Used as a measure of overall health and as a way to recognize underlying medical conditions, blood pressure is a medical term for the efficiency of your heart. The measurement is performed in two measurements; systolic pressure and diastolic pressure. Systolic pressure is a measure of how hard your heart pumps blood around your body, with diastolic referring to the resting pressure between heartbeats. Measurements are made using a gadget called a sphygmomanometer and are recorded in mm / Hg. The two values are expressed as systolic over diastolic. A healthy heart has a performance between 90/60 mm / Hg and 120/80 mm / Hg.

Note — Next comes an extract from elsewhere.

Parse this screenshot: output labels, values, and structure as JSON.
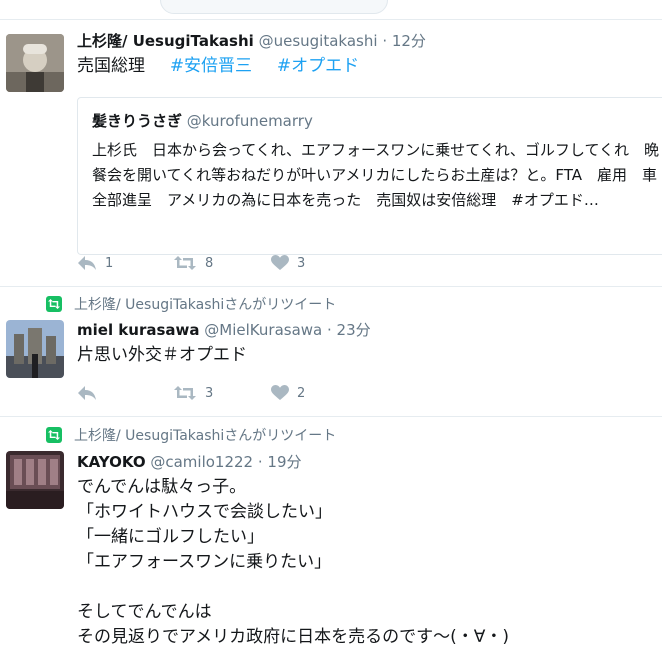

Blood pressure values of 120/80 mm Hg or less are considered normal. During exercise, systolic blood pressure may temporarily increase by 20-30mm Hg, but decrease within minutes of completing the workout. Studies show that a very fit person who exercises regularly will have lower resting blood pressure (usually less than 120/80 mm Hg) than someone who leads a sedentary lifestyle. Regular physical activity can strengthen your heart. When your heart is stronger, it can pump more blood without less effort. Exercise also triggers the secretion of nitric oxide in the lining of the arteries, which keeps blood vessels elastic and allows blood to flow more easily. Therefore, adding moderate physical activity to your daily routine can help keep your blood pressure healthy.
Hypertension, also known as hypertension, is a common disease that develops when blood flows through the arteries at a higher than normal pressure. Your blood pressure is made up of two numbers: systolic and diastolic. Systolic pressure is the pressure when the ventricles pump blood out of the heart. Diastolic pressure is the pressure between heartbeats when the heart fills with blood. Your blood pressure changes throughout the day based on your activities. For most adults, normal blood pressure is below 120 over 80 millimeters of mercury (mm Hg), which is your systolic pressure reading versus your diastolic pressure reading – 120/80 mm Hg. Your blood pressure is considered high if you have consistent systolic readings of 130 mm Hg or higher or diastolic readings of 80 mm Hg or higher.